News About Apple's Augmented Reality Headset

Speculation about whether Apple is going to release an augmented reality headset has been going strong for a few years now. 

The overall viability of virtual reality and augmented reality as a mass market consumer product is still an open-ended question. What is known is that tech giants like Microsoft, Facebook, Google and Apple have all been spending profits from their flagship products to fund augmented reality research for about a decade now. Microsoft HoloLens­ is perhaps considered the most successful augmented reality product on the market today. It was released to the marketplace in 2015 after being developed in part from intellectual property once owned by Ralph Osterhaut. Osterhaut’s startup company Osterhaut Design Group released its own series of augmented reality glasses that ran on Android like a smartphone before shuttering its doors earlier this year.


Apple watchers caught this drawing in a patent piling that describes an augmented reality headset in 2017. New rumors suggest that the headset may be ready in 2020. (Image courtesy of USPO).

Now some new reports suggest that Apple might be bringing their first augmented reality product to market at some point in 2020. Hype about Apple’s research into augmented reality glasses stretches back to a wave of curious acquisitions that began in 2013 with PrimeSense. You might remember PrimeSense as the company that developed software for the earliest Kinect 3D depth sensor. The Face ID feature that Apple offers its users was developed and brought to market as a result of this acquisition.

Apple then acquired Metaio in 2015 and developed it into its augmented reality SDK, ARKit. The next few startups purchased for Apple’s research were interesting on the hardware side of the equation. Most were hardware variables for a system that allowed analysts to speculate that Apple was serious about creating an augmented reality headset. For example, hardware technology developed by hardware startup Vrvana was intriguing enough to Apple to acquire the company. Startup companies SensoMotoric Instruments, InVisage Technologies and Akonia Holographics were also acquired by Apple within the next few years.

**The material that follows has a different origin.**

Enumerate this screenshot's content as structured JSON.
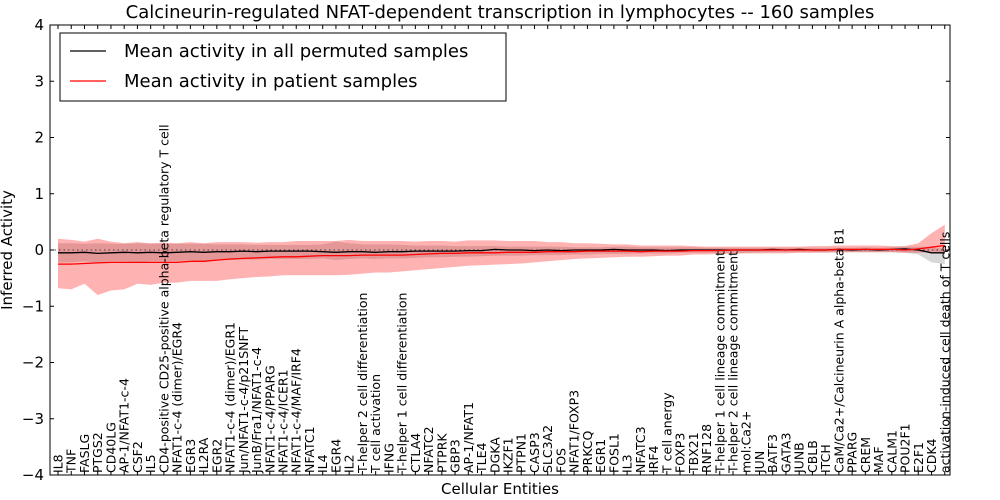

Bloomberg recently reported that Apple was aiming for 2020 to deliver their AR headset to market. The device is expected to function in tandem with a user’s smartphone. The device will join an ecosystem of wearables like the Apple smart watch series of products. 

But Apple has some serious competition.

Google built Google Glass and the project currently has a number of highly specialized uses through its partner program. Facebook reported that they are trying to deliver a consumer level headset with a new type of display in the next 3-5 years from Facebook Reality Labs. The Magic Leap One is perpetually in development, with software engineers currently working to create marketable media and entertainment content.

But the recent spike in speculation about an Apple AR headset comes mainly from respected analyst at TF International Securities Ming-Chi Kuo. He gathers intelligence from Apple’s vast supply chain in Asian countries and recently claimed that manufacturing of Apple’s augmented reality headset will begin in 2019, and that the company will go all in on a second quarter launch in 2020.

We’ll still have to wait and see. Apple has its storied history of creating hit products for the mass market, but AR has extremely tough problems to crack.